UPDATED: Wed., Oct. 27, 2021

By Emilio Morenatti and Joseph Wilson Associated Press

LOS LLANOS DE ARIDANE, Canary Islands — Residents on Spain’s La Palma island braced Wednesday for the possibility of bigger earthquakes that could compound the damage from a volcano spilling lava more than five weeks since it erupted.

Seismologists said a 4.6 magnitude earthquake shook the island a day after they recorded a 4.9 magnitude quake that was the strongest so far of the hundreds that have occurred under La Palma since the volcano’s Sept. 19 eruption.

So far, the earthquakes have either been small enough or far enough under La Palma to do no harm, other than adding to the anxiety of the island residents.
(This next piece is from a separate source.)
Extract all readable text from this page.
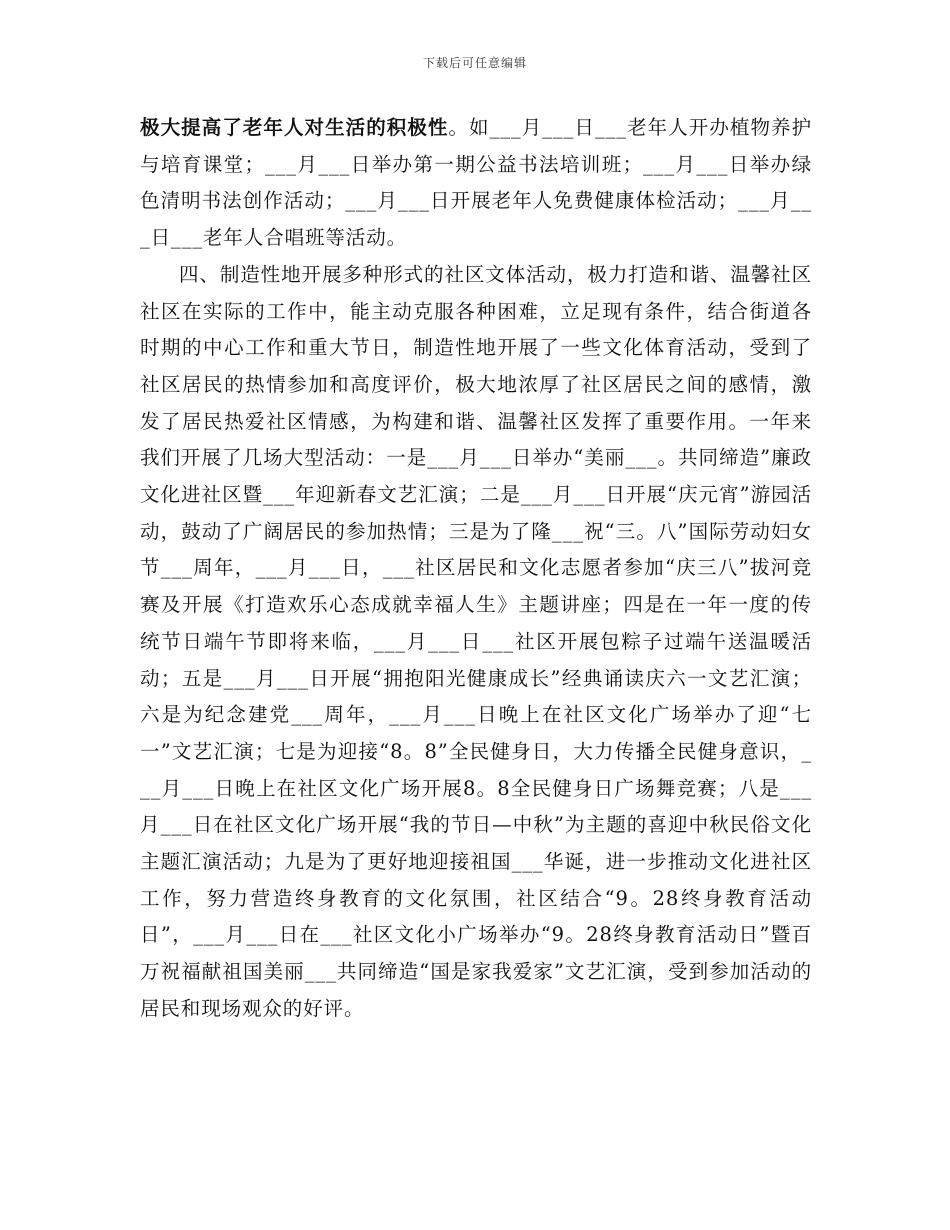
下载后可任意编辑

极大提高了老年人对生活的积极性。如___月___日___老年人开办植物养护与培育课堂；___月___日举办第一期公益书法培训班；___月___日举办绿色清明书法创作活动；___月___日开展老年人免费健康体检活动；___月___日___老年人合唱班等活动。

四、制造性地开展多种形式的社区文体活动，极力打造和谐、温馨社区社区在实际的工作中，能主动克服各种困难，立足现有条件，结合街道各时期的中心工作和重大节日，制造性地开展了一些文化体育活动，受到了社区居民的热情参加和高度评价，极大地浓厚了社区居民之间的感情，激发了居民热爱社区情感，为构建和谐、温馨社区发挥了重要作用。一年来我们开展了几场大型活动：一是___月___日举办“美丽___。共同缔造”廉政文化进社区暨___年迎新春文艺汇演；二是___月___日开展“庆元宵”游园活动，鼓动了广阔居民的参加热情；三是为了隆___祝“三。八”国际劳动妇女节___周年，___月___日，___社区居民和文化志愿者参加“庆三八”拔河竞赛及开展《打造欢乐心态成就幸福人生》主题讲座；四是在一年一度的传统节日端午节即将来临，___月___日___社区开展包粽子过端午送温暖活动；五是___月___日开展“拥抱阳光健康成长”经典诵读庆六一文艺汇演；六是为纪念建党___周年，___月___日晚上在社区文化广场举办了迎“七一”文艺汇演；七是为迎接“8。8”全民健身日，大力传播全民健身意识，___月___日晚上在社区文化广场开展8。8全民健身日广场舞竞赛；八是___月___日在社区文化广场开展“我的节日—中秋”为主题的喜迎中秋民俗文化主题汇演活动；九是为了更好地迎接祖国___华诞，进一步推动文化进社区工作，努力营造终身教育的文化氛围，社区结合“9。28终身教育活动日”，___月___日在___社区文化小广场举办“9。28终身教育活动日”暨百万祝福献祖国美丽___共同缔造“国是家我爱家”文艺汇演，受到参加活动的居民和现场观众的好评。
The Tuesday earthquake was felt up to 60 miles away on three other segments of the Canary Islands, an archipelago off northwest Africa.
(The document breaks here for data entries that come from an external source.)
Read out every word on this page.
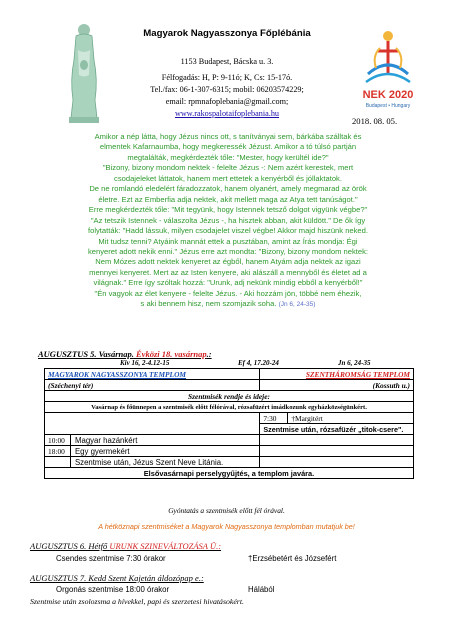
Magyarok Nagyasszonya Főplébánia
1153 Budapest, Bácska u. 3.
Félfogadás: H, P: 9-11ó; K, Cs: 15-17ó.
Tel./fax: 06-1-307-6315; mobil: 06203574229;
email: rpmnafoplebania@gmail.com;
www.rakospalotaifoplebania.hu
NEK 2020
Budapest • Hungary
2018. 08. 05.
Amikor a nép látta, hogy Jézus nincs ott, s tanítványai sem, bárkába szálltak és
elmentek Kafarnaumba, hogy megkeressék Jézust. Amikor a tó túlsó partján
megtalálták, megkérdezték tőle: "Mester, hogy kerültél ide?"
"Bizony, bizony mondom nektek - felelte Jézus -: Nem azért kerestek, mert
csodajeleket láttatok, hanem mert ettetek a kenyérből és jóllaktatok.
De ne romlandó eledelért fáradozzatok, hanem olyanért, amely megmarad az örök
életre. Ezt az Emberfia adja nektek, akit mellett maga az Atya tett tanúságot."
Erre megkérdezték tőle: "Mit tegyünk, hogy Istennek tetsző dolgot vigyünk végbe?"
"Az tetszik Istennek - válaszolta Jézus -, ha hisztek abban, akit küldött." De ők így
folytatták: "Hadd lássuk, milyen csodajelet viszel végbe! Akkor majd hiszünk neked.
Mit tudsz tenni? Atyáink mannát ettek a pusztában, amint az Írás mondja: Égi
kenyeret adott nekik enni." Jézus erre azt mondta: "Bizony, bizony mondom nektek:
Nem Mózes adott nektek kenyeret az égből, hanem Atyám adja nektek az igazi
mennyei kenyeret. Mert az az Isten kenyere, aki alászáll a mennyből és életet ad a
világnak." Erre így szóltak hozzá: "Urunk, adj nekünk mindig ebből a kenyérből!"
"Én vagyok az élet kenyere - felelte Jézus. - Aki hozzám jön, többé nem éhezik,
s aki bennem hisz, nem szomjazik soha. (Jn 6, 24-35)
AUGUSZTUS 5. Vasárnap. Évközi 18. vasárnap.:
Kiv 16, 2-4.12-15	Ef 4, 17.20-24	Jn 6, 24-35
MAGYAROK NAGYASSZONYA TEMPLOM		SZENTHÁROMSÁG TEMPLOM	
(Széchenyi tér)		(Kossuth u.)	
Szentmisék rendje és ideje:			
Vasárnap és főünnepen a szentmisék előtt félórával, rózsafüzért imádkozunk egyházközségünkért.			
		7:30	†Margitért
		Szentmise után, rózsafüzér „titok-csere".	
10:00	Magyar hazánkért		
18:00	Egy gyermekért		
	Szentmise után, Jézus Szent Neve Litánia.		
Elsővasárnapi perselygyűjtés, a templom javára.			
Gyóntatás a szentmisék előtt fél órával.
A hétköznapi szentmiséket a Magyarok Nagyasszonya templomban mutatjuk be!
AUGUSZTUS 6. Hétfő URUNK SZINEVÁLTOZÁSA Ü.:
Csendes szentmise 7:30 órakor	†Erzsébetért és Józsefért
AUGUSZTUS 7. Kedd Szent Kajetán áldozópap e.:
Orgonás szentmise 18:00 órakor	Hálából
Szentmise után zsolozsma a hívekkel, papi és szerzetesi hivatásokért.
“The scientific committee has been warning for more than a week that we could see earthquakes, given their recent depth of around 7.4 miles and their magnitude, that reach a magnitude of 6 (on the Richter scale),” María José Blanco, director of Spain’s National Geographic Institute on the Canary Islands, told Spanish national broadcaster RTVE.

Flows of molten rock from the Cumbre Vieja volcano itself have caused the evacuations of about 7,500 people and destroyed more than 2,000 buildings, mostly homes. The rivers of lava cover over 2,200 acres of mostly farmland, while one major flow is extending the island into the Atlantic as it cools.

No deaths have resulted from the eruption. Other than in an area on the island’s western side, life continues as normal for La Palma’s 85,000 residents except for having to clean up volcanic ash.

The last eruption on the island, in 1971, lasted 24 days. Its longest, in 1949, lasted 47 days. The current activity is on day 39 and shows no signs of stopping.

“We saw the worst-case scenario in the 1949 eruption, when a second volcano mouth opened up and cut off the southern part of the island, which had to be supplied by boat,” volcano scientist Vicente Soler said. “That is highly improbable, although not impossible, today.”